这时澄练忽道:“不需如此了,直接埋上就是。”
露月川听见,顿了一下,复又将炭墼埋入灰中,用木铲将所有的藜灰推平整,然后在炭墼上面轻轻戳了几个小眼。
澄练这才道:“世尊还要放任竹染到什么时候?掌门这绝情殿可不是给人随意撒野的地方。”
她此言一出,摩严和竹染不约而同地就在心中大骂:“到底是谁在绝情殿撒野啊!”不过两人谁也没把内心的想法说出来。而且,竹染还不太习惯澄练这样一言不合就翻脸赶人的做法,有点愣住了。
笙箫默略带同情地看了眼竹染,他跟澄练打的交道毕竟还是少,不知道澄练其实不耐烦跟人斗嘴,她从来都是直接动手,不想听的话就不要让别人有机会说出口。
白子画看了看他们,也出言道:“师兄,你还是先送竹染回石塔去吧。”
摩严气的闷哼一声,一跺脚揪着竹染走了。
笙箫默的注意力被露月川吸引了过去,他又看了会儿,等露月川将一片磨得极薄的云母片轻轻放置在匀整的灰面上,又打开澄练抛给她的黑色锦囊时,他终于忍不住问:“你让她焚的是什么香?”
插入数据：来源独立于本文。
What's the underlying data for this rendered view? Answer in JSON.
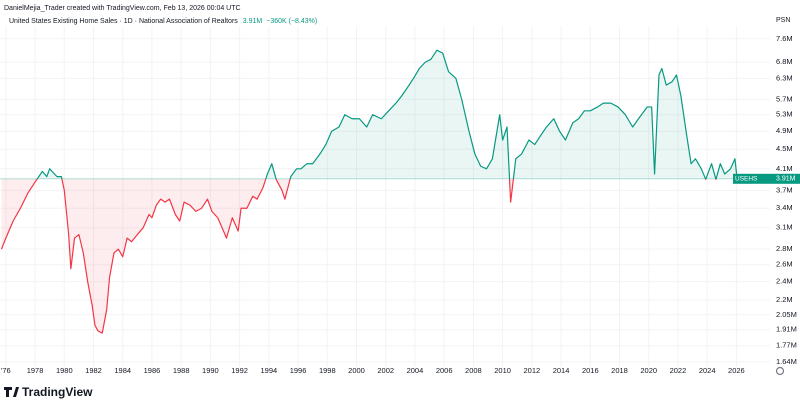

笙箫默当然看的出来,露月川正在做的是隔火熏香,这样能令香味悠远、纯粹。因为夏紫熏的关系,他对香道了解的不少。夏紫熏醉心于尝试天下香料,调制各类配伍复杂的奇香。从前这绝情殿里,就经常有她送来的香精香露,飘散着奇异的香味。只不过,夏紫熏看重的是香方,而非品香的手法。更何况,在仙界,要令香味散发一挥手就可以做到,也真的很少有人会去按部就班地做这些程序。
不过看露月川的手法,熟练而轻快,似乎还带着些跳跃般的节奏,应该不是第一次这样焚香了。
澄练微笑了一下,笑容里似乎含着些特殊的意味,道:“你闻闻看啊。”
露月川此时已经将锦囊中的香料放在云母片上了,黑色的小小一块,看起来很寻常。很快,香料被隔着云母片的炭墼熏烤,气味就散发了出来,不须刻意去闻,这股气味就似有若无地萦绕在鼻端。
笙箫默静默片刻,喟然道:“如嫩寒清晓,行孤山篱落。”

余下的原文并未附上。